The eligibility criteria for participating households were: being a permanent resident within the HDSS area, residing within a 10‐km radius of one out of five local weather stations, having at least one child at the age of 6 to 23 months, having access to at least 40 square metres of land and a water source for irrigation, and providing informed written consent from the caregiver.
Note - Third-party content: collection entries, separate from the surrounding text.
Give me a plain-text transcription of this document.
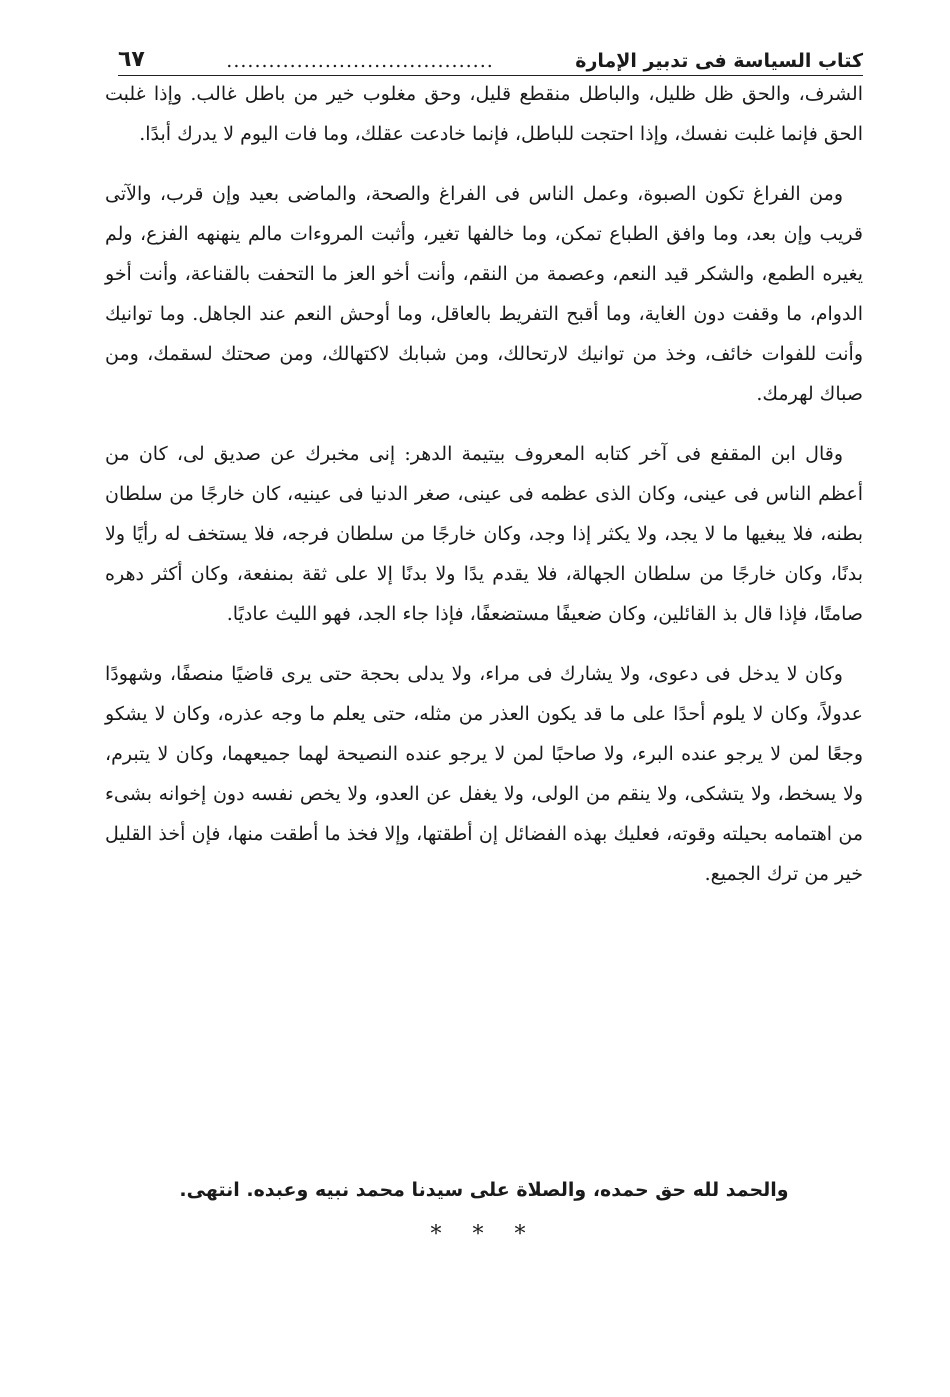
كتاب السياسة فى تدبير الإمارة
......................................
٦٧

الشرف، والحق ظل ظليل، والباطل منقطع قليل، وحق مغلوب خير من باطل غالب. وإذا غلبت الحق فإنما غلبت نفسك، وإذا احتجت للباطل، فإنما خادعت عقلك، وما فات اليوم لا يدرك أبدًا.

ومن الفراغ تكون الصبوة، وعمل الناس فى الفراغ والصحة، والماضى بعيد وإن قرب، والآتى قريب وإن بعد، وما وافق الطباع تمكن، وما خالفها تغير، وأثبت المروءات مالم ينهنهه الفزع، ولم يغيره الطمع، والشكر قيد النعم، وعصمة من النقم، وأنت أخو العز ما التحفت بالقناعة، وأنت أخو الدوام، ما وقفت دون الغاية، وما أقبح التفريط بالعاقل، وما أوحش النعم عند الجاهل. وما توانيك وأنت للفوات خائف، وخذ من توانيك لارتحالك، ومن شبابك لاكتهالك، ومن صحتك لسقمك، ومن صباك لهرمك.

وقال ابن المقفع فى آخر كتابه المعروف بيتيمة الدهر: إنى مخبرك عن صديق لى، كان من أعظم الناس فى عينى، وكان الذى عظمه فى عينى، صغر الدنيا فى عينيه، كان خارجًا من سلطان بطنه، فلا يبغيها ما لا يجد، ولا يكثر إذا وجد، وكان خارجًا من سلطان فرجه، فلا يستخف له رأيًا ولا بدنًا، وكان خارجًا من سلطان الجهالة، فلا يقدم يدًا ولا بدنًا إلا على ثقة بمنفعة، وكان أكثر دهره صامتًا، فإذا قال بذ القائلين، وكان ضعيفًا مستضعفًا، فإذا جاء الجد، فهو الليث عاديًا.

وكان لا يدخل فى دعوى، ولا يشارك فى مراء، ولا يدلى بحجة حتى يرى قاضيًا منصفًا، وشهودًا عدولاً، وكان لا يلوم أحدًا على ما قد يكون العذر من مثله، حتى يعلم ما وجه عذره، وكان لا يشكو وجعًا لمن لا يرجو عنده البرء، ولا صاحبًا لمن لا يرجو عنده النصيحة لهما جميعهما، وكان لا يتبرم، ولا يسخط، ولا يتشكى، ولا ينقم من الولى، ولا يغفل عن العدو، ولا يخص نفسه دون إخوانه بشىء من اهتمامه بحيلته وقوته، فعليك بهذه الفضائل إن أطقتها، وإلا فخذ ما أطقت منها، فإن أخذ القليل خير من ترك الجميع.

والحمد لله حق حمده، والصلاة على سيدنا محمد نبيه وعبده. انتهى.
* * *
The procedures for this study were approved by the Ethical Committee of Heidelberg University (S‐91/2019) and the Ethical Committee of Centre de Recherche en Santé de Nouna (CERS/2020‐6‐098).
Data Collection
2.2
Anthropometric assessments, including weight and height, were conducted twice on children while wearing light clothing, to one decimal point using a calibrated weighing scale (SECA 874, Germany) and an infantometre (SECA 417, Germany). Recumbent length was measured for children below 85 cm in height who were unable to stand. The weight‐for‐height z‐score (WHZ), weight‐for‐age z‐score (WAZ), and height‐for‐age or length‐for‐age z‐score (HAZ) were calculated according to the WHO reference values to determine undernutrition status, including wasting (WHZ < −2), underweight (WAZ < −2), and stunting (HAZ < −2).
Finger‐prick blood samples were collected, and Hb was measured using the HemoCue Haemoglobin 201+ analyser (HemoCue, Radiometer, Denmark). Anaemia was defined as Hb < 11 g/dL. The presence of Plasmodium parasites was assessed through microscopic examination of 3% Giemsa‐stained thick (45 min, pH 7.2) and thin blood film (Olympus CX22 binocular microscope, 100 × 100). To determine parasitaemia, we counted the number of asexual parasites against 200 leucocytes, and parasite density was calculated assuming 8000 leukocytes/μL blood. The body temperature (T) was measured using a digital thermometer, with current fever defined as T ≥ 37.5°C. Caregivers were asked about the participating children's history of fever within the last 2 weeks, and any use of anti‐malarial medication was documented. Clinical malaria was defined as microscopically detected Plasmodium parasites plus current fever or history of fever or currently prescribed anti‐malaria medication. Malarial anaemia was defined as the presence of Plasmodium parasites and Hb < 11 g/dL.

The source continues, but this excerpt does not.